What about Restraint?Prisons as we know them today would disappear, for they are primarily about vengeance - which, as we saw above, has no proper part in true justice. Nonetheless, it's possible that some aggressors will continue aggressing; as serial rapists for example. Must they be allowed to walk free, once they have compensated their first few victims?
These will be rare cases, though real; and restraint may in those few cases be judged necessary for the protection of future victims. The restraint will be nothing like as barbaric as today's prisons and might take the form of home confinement or electronic branding or monitoring. "Keeping him behind bars" would be a fate reserved only for the tiny number of violent incorrigibles - "Hannibal Lectors" - in society.
At least half of the present prison population has never harmed anyone. They merely broke some government law. And very few of the remainder are a true danger to the public. Abolition of this barbaric institution will enrich the human race.
Won't Crime Become More Attractive?"Crime", defined as breaking a law, will not exist; for nor will laws. A wrong exists only when someone's rights are violated - call that "aggression."
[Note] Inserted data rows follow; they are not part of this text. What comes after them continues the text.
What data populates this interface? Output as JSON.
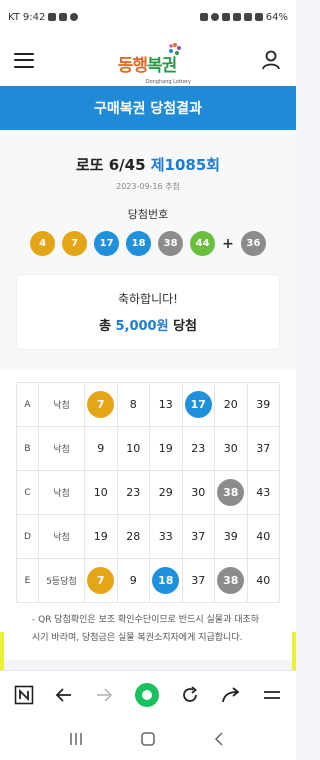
{
  "status_bar": {
    "carrier": "KT",
    "time": "9:42",
    "battery": "64%"
  },
  "header": {
    "logo_text": "동행복권",
    "logo_sub": "Donghang Lottery"
  },
  "page_title": "구매복권 당첨결과",
  "draw": {
    "game": "로또 6/45",
    "round": "제1085회",
    "date": "2023-09-16 추첨",
    "winning_label": "당첨번호",
    "numbers": [
      "4",
      "7",
      "17",
      "18",
      "38",
      "44"
    ],
    "bonus": "36",
    "plus": "+"
  },
  "result": {
    "message": "축하합니다!",
    "prefix": "총",
    "amount": "5,000원",
    "suffix": "당첨"
  },
  "ticket": {
    "rows": [
      {
        "label": "A",
        "status": "낙첨",
        "numbers": [
          "7",
          "8",
          "13",
          "17",
          "20",
          "39"
        ]
      },
      {
        "label": "B",
        "status": "낙첨",
        "numbers": [
          "9",
          "10",
          "19",
          "23",
          "30",
          "37"
        ]
      },
      {
        "label": "C",
        "status": "낙첨",
        "numbers": [
          "10",
          "23",
          "29",
          "30",
          "38",
          "43"
        ]
      },
      {
        "label": "D",
        "status": "낙첨",
        "numbers": [
          "19",
          "28",
          "33",
          "37",
          "39",
          "40"
        ]
      },
      {
        "label": "E",
        "status": "5등당첨",
        "numbers": [
          "7",
          "9",
          "18",
          "37",
          "38",
          "40"
        ]
      }
    ]
  },
  "notice": "- QR 당첨확인은 보조 확인수단이므로 반드시 실물과 대조하시기 바라며, 당첨금은 실물 복권소지자에게 지급합니다.",
  "colors": {
    "yellow_ball": "#e4a516",
    "blue_ball": "#1e90dc",
    "gray_ball": "#8c8c8c",
    "green_ball": "#6bbf3c",
    "banner": "#1f8ad6",
    "accent_text": "#1f7bd0"
  },
  "browser_bar": {
    "icons": [
      "naver-n-icon",
      "back-icon",
      "forward-icon",
      "home-dot-icon",
      "refresh-icon",
      "share-icon",
      "menu-icon"
    ]
  },
  "system_nav": {
    "icons": [
      "recents-icon",
      "home-icon",
      "back-icon"
    ]
  }
}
Such aggression will however be much less attractive, not more so. Reasons:- A free-market, for-profit competitive detection industry will make it rare indeed for the perp to get away undetected. This proper, free-market justice industry will make him pay; pay his victim, that is, plus the cost of making him whole. The motive for "crime" is the perception of net gain; that perception will disappear fast.
- A common if not universal part of any judgment will be that the facts of the misdeed will be recorded for all to see. The aggressor's ability to do business in the future will therefore be impaired; his word will be less trustworthy. That is another heavy price to pay for his aggression. Reputations are quickly lost, slowly restored.